Calculator Input
Enter the basis matrix by rows. The matrix columns define the subspace basis vectors.
Example Data Table
| Example | Basis Matrix A | Target Vector y | Coefficients c | Projection p | Residual r |
|---|---|---|---|---|---|
| Projection onto a two-vector subspace in R³ | [1 0; 1 1; 0 1] | [2, 1, 2] | [1, 1] | [1, 2, 1] | [1, -1, 1] |
Formula Used
For a full-column-rank basis matrix A, the orthogonal projection matrix is P = A(AᵀA)⁻¹Aᵀ.
The normal-equation solution is c = (AᵀA)⁻¹Aᵀy. These coefficients reconstruct the projected vector inside the chosen subspace.
The projected vector is p = Ac. The residual is r = y - p. A valid orthogonal projection satisfies Aᵀr = 0.
The shortest distance from y to the subspace equals ‖r‖. The calculator also reports norms and explained energy share.
How to Use This Calculator
- Enter the basis matrix by rows. Each column should represent one basis vector of the target subspace.
- Enter the target vector using the same ambient dimension as the number of matrix rows.
- Add optional component labels for clearer charts and output tables.

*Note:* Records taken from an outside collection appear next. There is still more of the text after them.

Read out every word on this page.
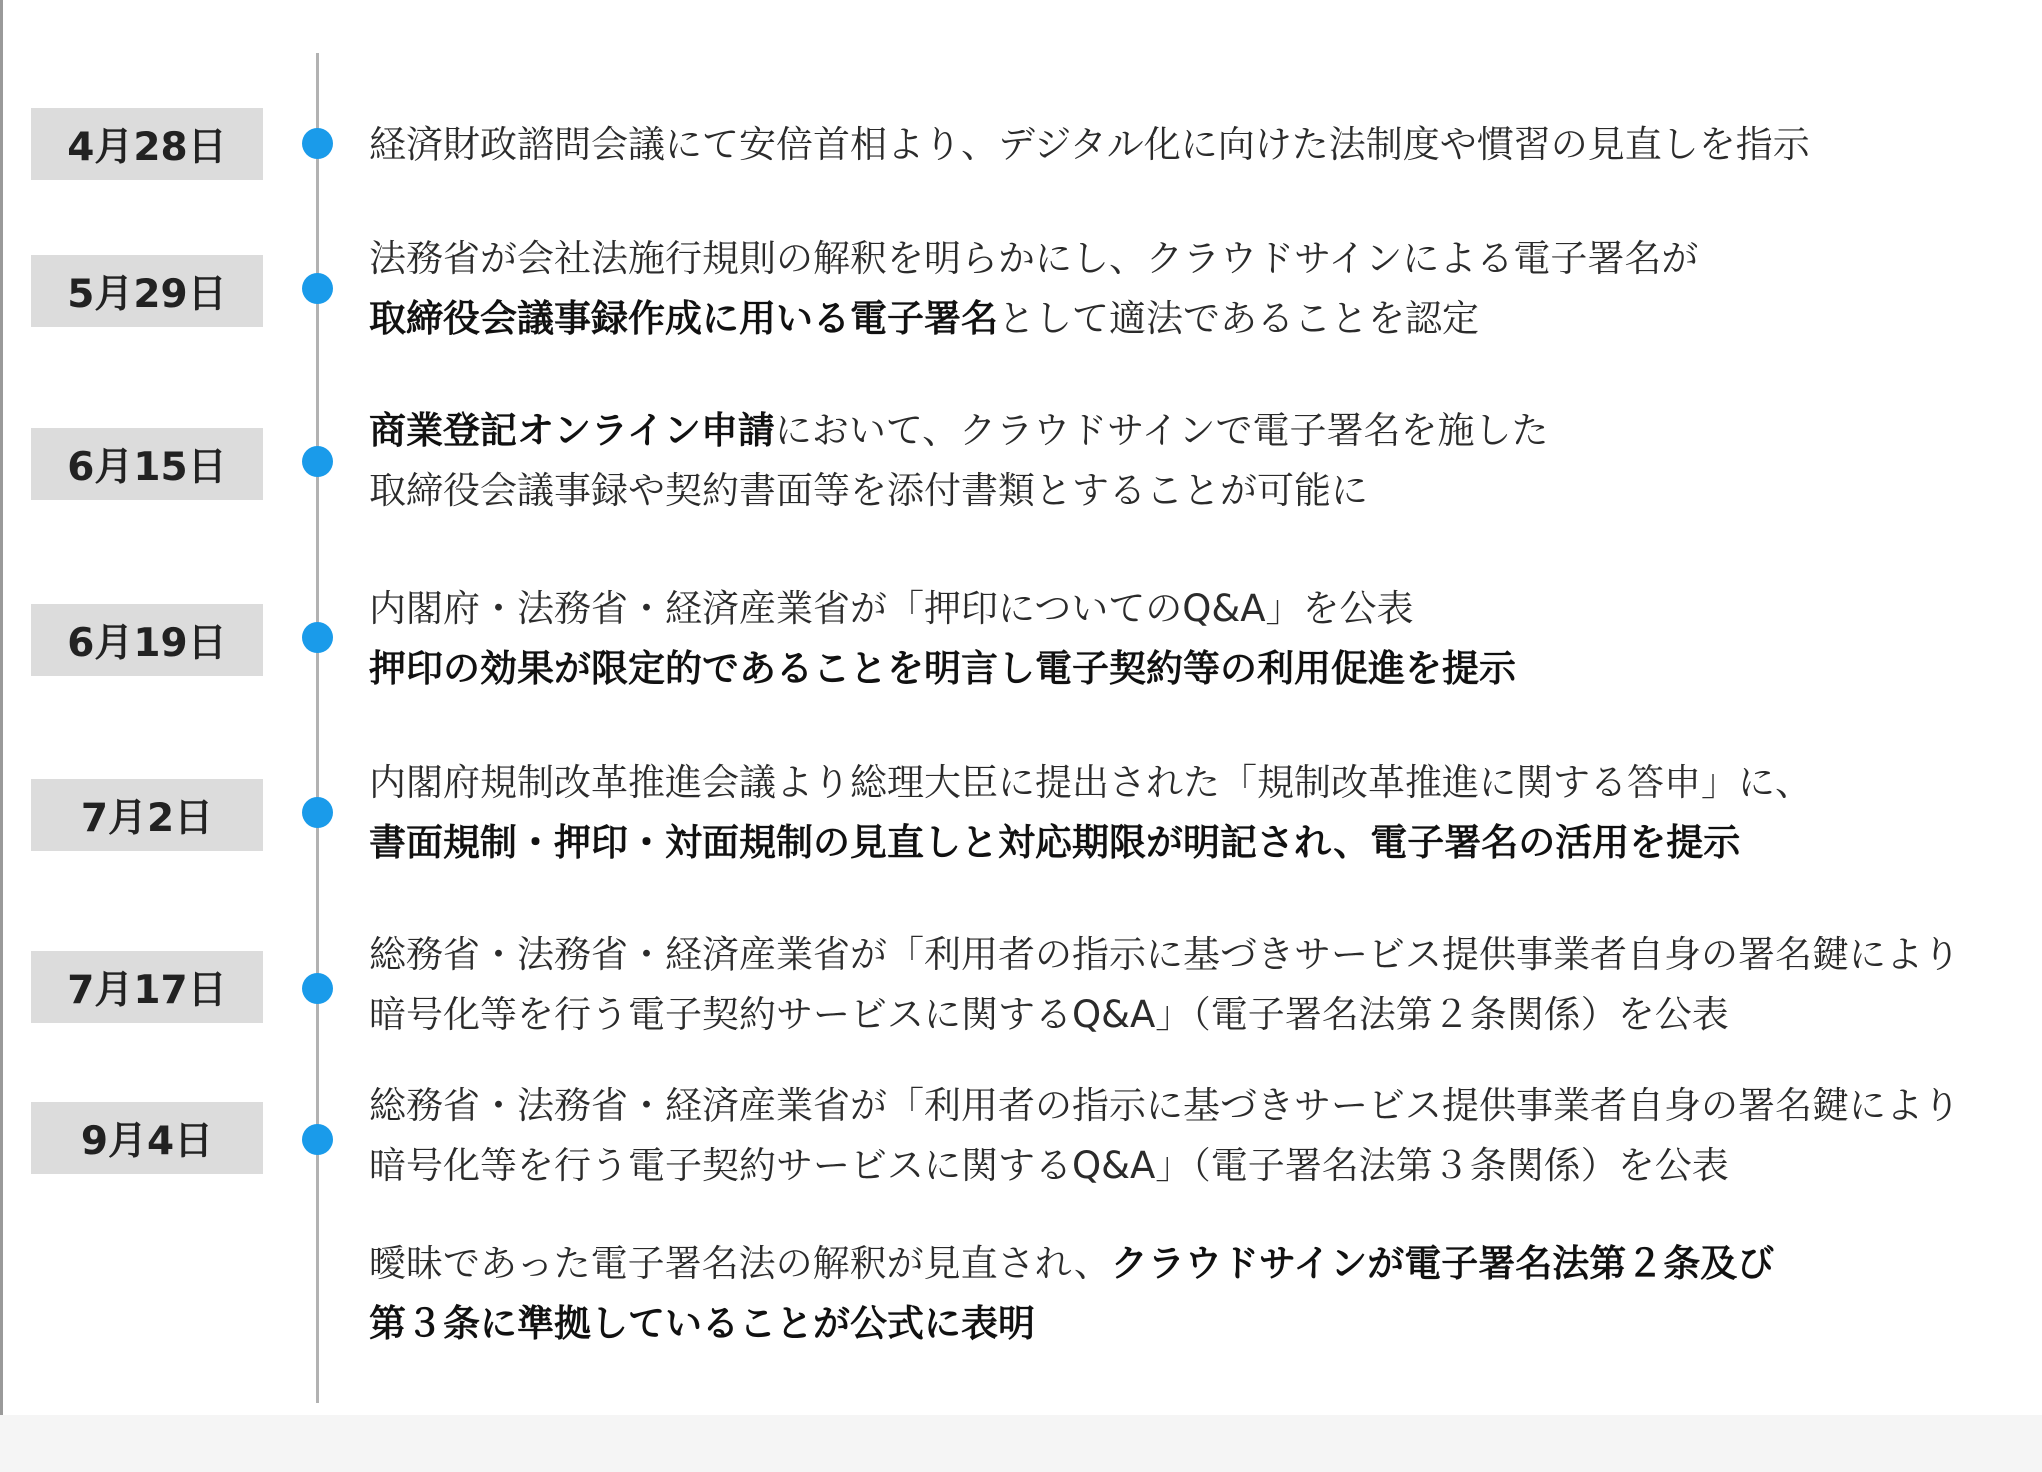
4月28日	経済財政諮問会議にて安倍首相より、デジタル化に向けた法制度や慣習の見直しを指示
5月29日
法務省が会社法施行規則の解釈を明らかにし、クラウドサインによる電子署名が
取締役会議事録作成に用いる電子署名として適法であることを認定
6月15日
商業登記オンライン申請において、クラウドサインで電子署名を施した
取締役会議事録や契約書面等を添付書類とすることが可能に
6月19日
内閣府・法務省・経済産業省が「押印についてのQ&A」を公表
押印の効果が限定的であることを明言し電子契約等の利用促進を提示
7月2日
内閣府規制改革推進会議より総理大臣に提出された「規制改革推進に関する答申」に、
書面規制・押印・対面規制の見直しと対応期限が明記され、電子署名の活用を提示
7月17日
総務省・法務省・経済産業省が「利用者の指示に基づきサービス提供事業者自身の署名鍵により
暗号化等を行う電子契約サービスに関するQ&A」（電子署名法第２条関係）を公表
9月4日
総務省・法務省・経済産業省が「利用者の指示に基づきサービス提供事業者自身の署名鍵により
暗号化等を行う電子契約サービスに関するQ&A」（電子署名法第３条関係）を公表
曖昧であった電子署名法の解釈が見直され、クラウドサインが電子署名法第２条及び
第３条に準拠していることが公式に表明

- Choose decimal precision, graph mode, and whether detailed matrices should be shown.
- Press Calculate Projection to display the results above the form and below the header.
- Use the CSV and PDF buttons to export the current result set.
FAQs
1. What does this calculator project onto?

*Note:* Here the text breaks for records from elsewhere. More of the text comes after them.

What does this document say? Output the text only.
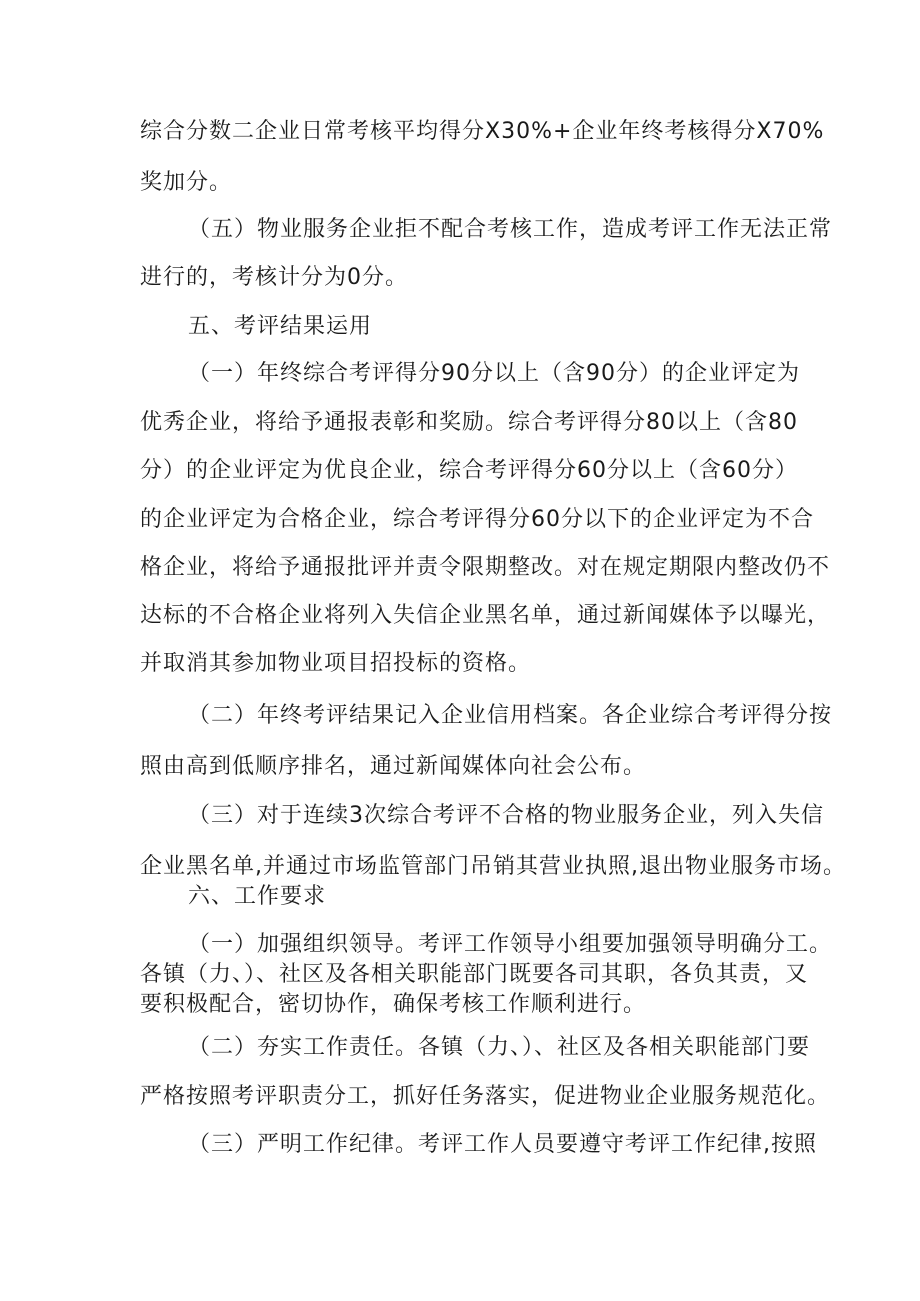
综合分数二企业日常考核平均得分X30%+企业年终考核得分X70%
奖加分。
（五）物业服务企业拒不配合考核工作，造成考评工作无法正常
进行的，考核计分为0分。
五、考评结果运用
（一）年终综合考评得分90分以上（含90分）的企业评定为
优秀企业，将给予通报表彰和奖励。综合考评得分80以上（含80
分）的企业评定为优良企业，综合考评得分60分以上（含60分）
的企业评定为合格企业，综合考评得分60分以下的企业评定为不合
格企业，将给予通报批评并责令限期整改。对在规定期限内整改仍不
达标的不合格企业将列入失信企业黑名单，通过新闻媒体予以曝光，
并取消其参加物业项目招投标的资格。
（二）年终考评结果记入企业信用档案。各企业综合考评得分按
照由高到低顺序排名，通过新闻媒体向社会公布。
（三）对于连续3次综合考评不合格的物业服务企业，列入失信
企业黑名单,并通过市场监管部门吊销其营业执照,退出物业服务市场。
六、工作要求
（一）加强组织领导。考评工作领导小组要加强领导明确分工。
各镇（力、）、社区及各相关职能部门既要各司其职，各负其责，又
要积极配合，密切协作，确保考核工作顺利进行。
（二）夯实工作责任。各镇（力、）、社区及各相关职能部门要
严格按照考评职责分工，抓好任务落实，促进物业企业服务规范化。
（三）严明工作纪律。考评工作人员要遵守考评工作纪律,按照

It projects the target vector onto the column space of the input matrix. Each matrix column acts as a basis vector for the destination subspace.
2. Why must the target vector length match the matrix rows?
Both objects must live in the same ambient space. If the matrix has three rows, the target vector must have three components.
3. What happens if the basis columns are dependent?
The Gram matrix becomes singular, so the standard inverse-based formula fails. This page warns you when the entered columns are not independent.
4. What does the coefficient vector mean?
The coefficient vector shows how much of each basis column is used to build the orthogonal projection inside the selected subspace.
5. Why is the residual important?
The residual measures the part of the target vector outside the subspace. Its norm gives the shortest distance to that subspace.
6. What does the orthogonality test show?
It evaluates Aᵀr. For an exact orthogonal projection, this vector should be zero or numerically very close to zero.
7. Can this handle dimensions above three?
Yes. The calculations work for higher dimensions. When geometry becomes hard to draw directly, the chart switches to component comparison.
8. What do the export buttons include?
CSV export includes the summary, vectors, coefficients, and key matrices. PDF export creates a compact report of the same result set.